Do not do these things
- Do not wire money, buy gift cards, or pay “verification/release fees” from a link/number in the notice before independently confirming the agency and case.
- Do not share one-time passcodes, full passwords, or full card details “to verify identity”.
- Do not mail original identity documents or the only copy of title/deed.
- Do not miss the deadline printed on the notice (treat it as controlling).
- Do not provide a detailed narrative about events if the hold might relate to an investigation—start with ownership/identity/return request.
What to do now
- Preserve the notice exactly as received. Save PDFs/screenshots, envelope photos, and attachments. Note the date you received it and any case/receipt numbers.
- Verify authenticity using an official channel you find yourself.
- Use the agency’s official website (local government site for city/county/state, or a federal .gov site) to find a main phone number or contact portal.
- Ask: “Can you confirm this case number and that this notice was issued by your office?”
- Identify what type of hold it is (this changes your next step). Ask for confirmation in writing:
- evidence retention / safekeeping / lost-and-found,
- contraband screening,
- seizure with possible civil or administrative forfeiture.
- If police/sheriff seized it, request the property receipt/inventory and release conditions.
- If you never received a receipt, ask for one (item description, serial numbers, date/location, officer/unit, case number).
- Ask whether any items can be released now, what ID is required, and whether pickup is appointment-only.
- Reply in writing with a simple “ownership + return” packet. Include:
- your name and contact info,
- the case/receipt number,
- a one-sentence request: “I claim lawful ownership and request return/release once verification is complete,”
- copies of proof of ownership (receipts, order confirmations, photos of serial numbers, insurance listing, repair records),
- copies of ID only if the verified agency requires it (mask irrelevant details where possible).
- If the notice mentions forfeiture or “intent to forfeit,” treat it as time-sensitive and procedural.
- Use the deadline on your notice. Do not assume extensions.
- For federal forfeitures listed on Forfeiture.gov, to contest forfeiture in U.S. District Court you generally must file a claim with the notifying agency at the address in the notice by the notice deadline.
- A federal claim generally must identify the property, state your ownership/interest, and be made under oath/penalty of perjury (or an equivalent unsworn declaration).
- Filing a timely claim generally stops the administrative forfeiture track and moves it toward court processing.
- Know the other federal route: petitions are different from claims. Federal agencies also allow a petition for remission/mitigation (often about discretionary return/relief). Petitions have their own deadlines (often tied to publication or the personal notice). If you are unsure which route to use, get quick legal advice—choosing wrong can cost time.
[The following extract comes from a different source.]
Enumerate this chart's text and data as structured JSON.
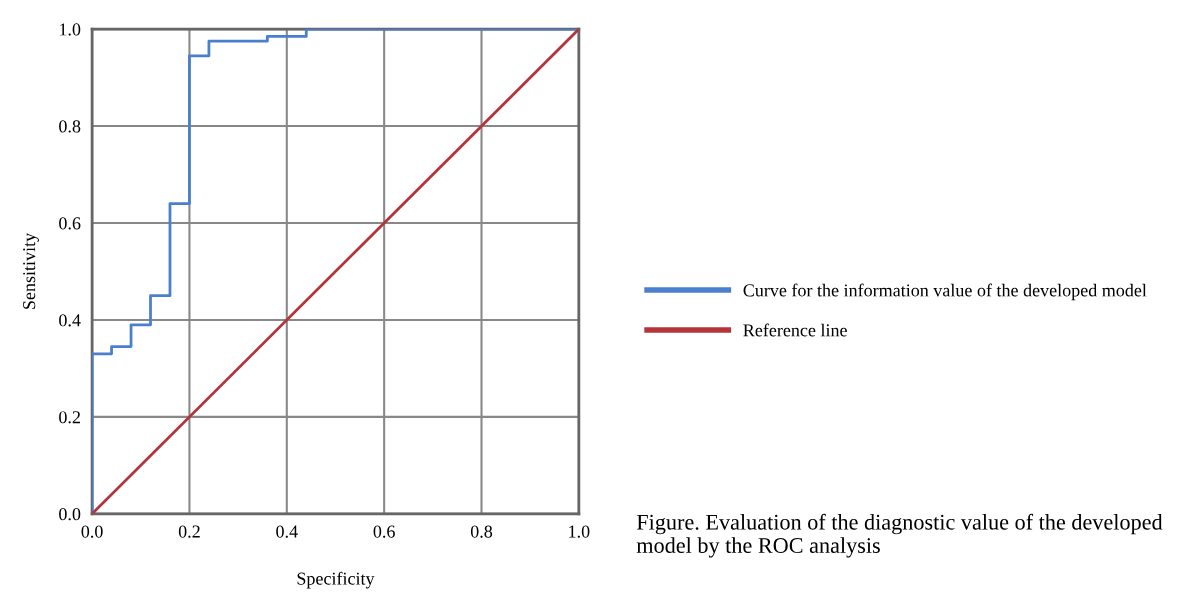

- If this is jail/prison property (yours or a loved one’s), use the facility’s property office process in writing. Ask:
- what exactly is being verified (identity, authorization, inventory match, contraband rules),
- what documents they accept for release/forwarding,
- whether they require a notarized authorization or specific facility form. (Federal prison rules and forms differ from state/county facilities—don’t assume they’re the same.)
- Escalate if you cannot get basic written confirmation.
- Ask for a supervisor in the property/evidence unit.
- Use the agency’s published complaint process or records request channel if they will not confirm inventory/status.
What can wait
- You do not need to decide today whether to sue or make a public complaint.
- You do not need to write a long story—start with verification, a written status, and ownership proof.
- You do not need to replace the item immediately; focus on avoiding scams and meeting any stated deadline.
Important reassurance
Temporary “verification” holds happen for routine reasons (identity checks, inventory matching, evidence handling, shipping flags, contraband screening). Calm, documented steps now mainly protect you from scams and from missed procedural deadlines.
Scope note
This is first steps only: verify authenticity, preserve your position, and avoid irreversible mistakes. If forfeiture or criminal allegations are involved, you may need jurisdiction-specific legal advice.
Important note
This is general information, not legal advice. Procedures vary widely across local, state, and federal agencies. When in doubt, slow down, insist on written confirmation, and use only official agency contact routes.